As Wesley Ahmed, Anthony’s cousin and a leading member of the campaign, told FRFI: ‘We will be seeking out any witnesses to Anthony’s execution, we will also be informing the public that they [the GMP] have demonised Anthony’s character ... all over the news. The papers work alongside the police, this is the first step in their cover-up. Remember the Hillsborough disaster? 96 cover-ups, and the press misled the public. 116 amendments to the police statements – why has it taken 23 years for the truth to come out? If the police can try and cover up 96 deaths what will they do when they murder one person?’

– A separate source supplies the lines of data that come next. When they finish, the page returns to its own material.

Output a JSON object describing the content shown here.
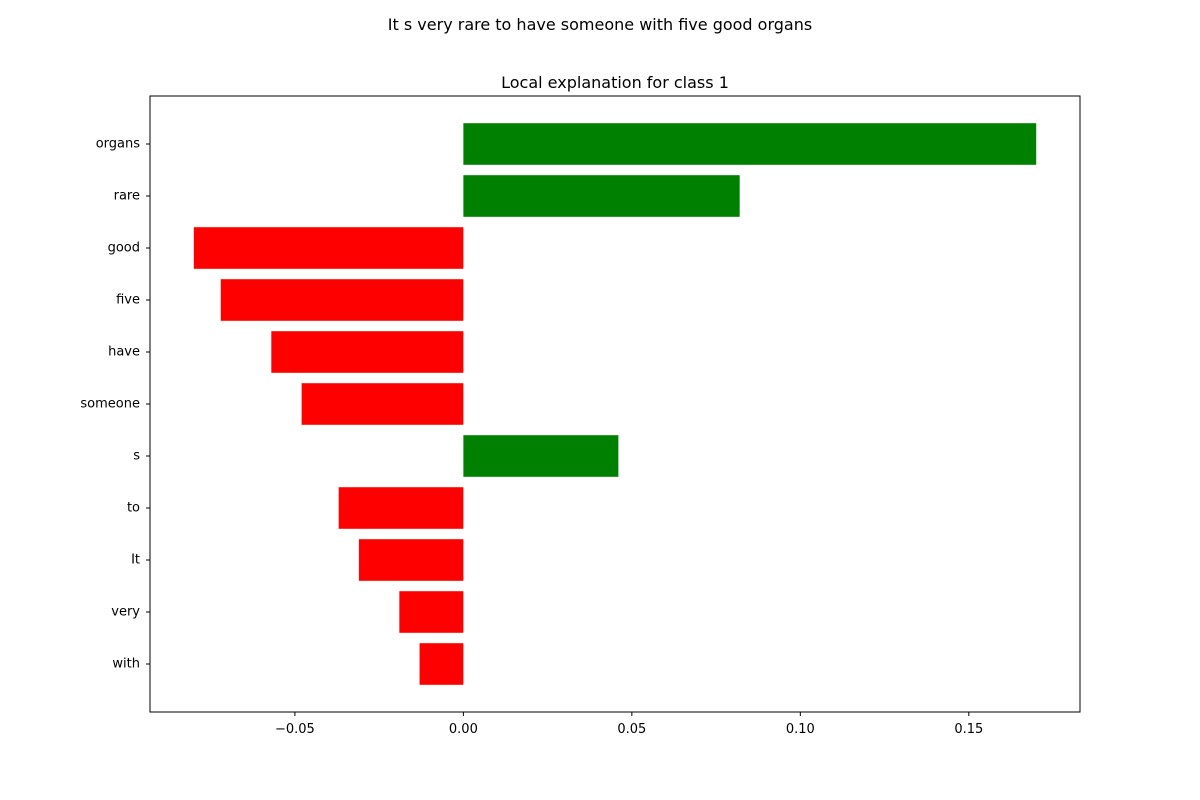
{
  "figure": {
    "suptitle": "It s very rare to have someone with five good organs"
  },
  "chart_data": {
    "type": "bar",
    "orientation": "horizontal",
    "title": "Local explanation for class 1",
    "xlabel": "",
    "ylabel": "",
    "xlim": [
      -0.093,
      0.183
    ],
    "grid": false,
    "legend": "none",
    "positive_color": "#008000",
    "negative_color": "#ff0000",
    "xticks": [
      -0.05,
      0.0,
      0.05,
      0.1,
      0.15
    ],
    "xtick_labels": [
      "−0.05",
      "0.00",
      "0.05",
      "0.10",
      "0.15"
    ],
    "categories": [
      "organs",
      "rare",
      "good",
      "five",
      "have",
      "someone",
      "s",
      "to",
      "It",
      "very",
      "with"
    ],
    "values": [
      0.17,
      0.082,
      -0.08,
      -0.072,
      -0.057,
      -0.048,
      0.046,
      -0.037,
      -0.031,
      -0.019,
      -0.013
    ]
  }
}
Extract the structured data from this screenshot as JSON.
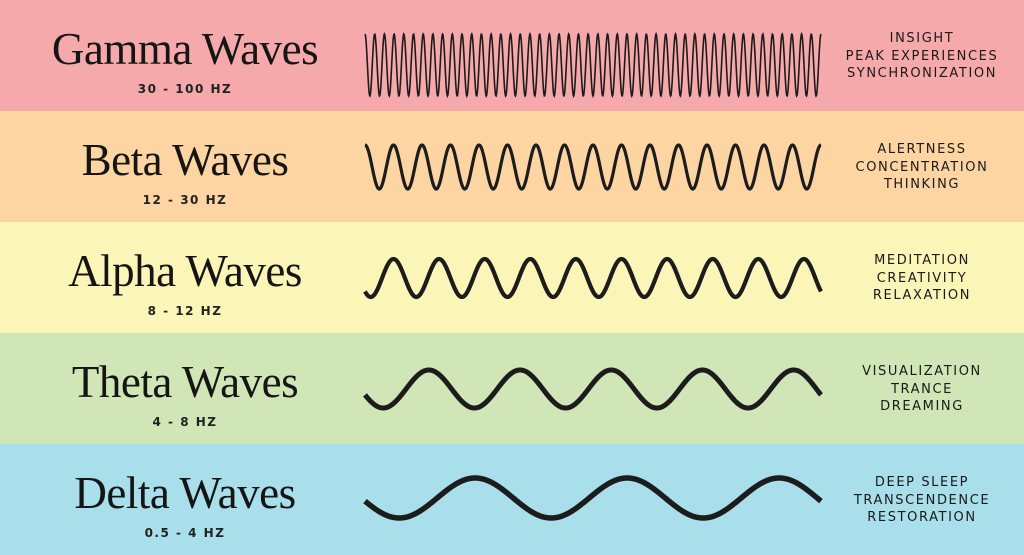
{
  "bands": [
    {
      "name": "Gamma Waves",
      "range": "30 - 100 HZ",
      "effects": [
        "INSIGHT",
        "PEAK EXPERIENCES",
        "SYNCHRONIZATION"
      ],
      "color": "#f5a9ab",
      "wave_cycles": 47
    },
    {
      "name": "Beta Waves",
      "range": "12 - 30 HZ",
      "effects": [
        "ALERTNESS",
        "CONCENTRATION",
        "THINKING"
      ],
      "color": "#fdd5a3",
      "wave_cycles": 16
    },
    {
      "name": "Alpha Waves",
      "range": "8 - 12 HZ",
      "effects": [
        "MEDITATION",
        "CREATIVITY",
        "RELAXATION"
      ],
      "color": "#fbf5b8",
      "wave_cycles": 10
    },
    {
      "name": "Theta Waves",
      "range": "4 - 8 HZ",
      "effects": [
        "VISUALIZATION",
        "TRANCE",
        "DREAMING"
      ],
      "color": "#d0e6b6",
      "wave_cycles": 5
    },
    {
      "name": "Delta Waves",
      "range": "0.5 - 4 HZ",
      "effects": [
        "DEEP SLEEP",
        "TRANSCENDENCE",
        "RESTORATION"
      ],
      "color": "#a8dfeb",
      "wave_cycles": 3
    }
  ],
  "wave_color": "#1c1c1c"
}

The campaign has broken the media silence; Granada Reports featured an interview with Wesley Ahmed in the lead report on local TV news. The campaign has consistently linked Anthony’s death to the over 50 people shot and killed by the police and 950 deaths in police custody since 1990. The TV news report featured Wesley and Carole Duggan, aunt of Mark Duggan, shot dead by police in London in August 2011.

On 3 September the public inquiry began into the death of Azelle Rodney, shot six times and killed by police in the back of a stopped car in London in 2005; it is the first time a public inquiry has been set up to examine a death caused by police shooting. After the initial Independent Police Complaints Commission investigation the CPS decided there was ‘insufficient evidence’ to proceed with a trial. It was due to the persistence of Azelle’s mother, Susan Alexander, that it has got this far.

The success of Justice4 Grainger so far is based on its democratic and inclusive nature; people participating include family and friends, supporters of the campaign JENGbA, FRFI and other socialist groups and individuals. As part of our commitment to developing links with other similar campaigns we are building for the national UFFC demonstration in London on 27 October.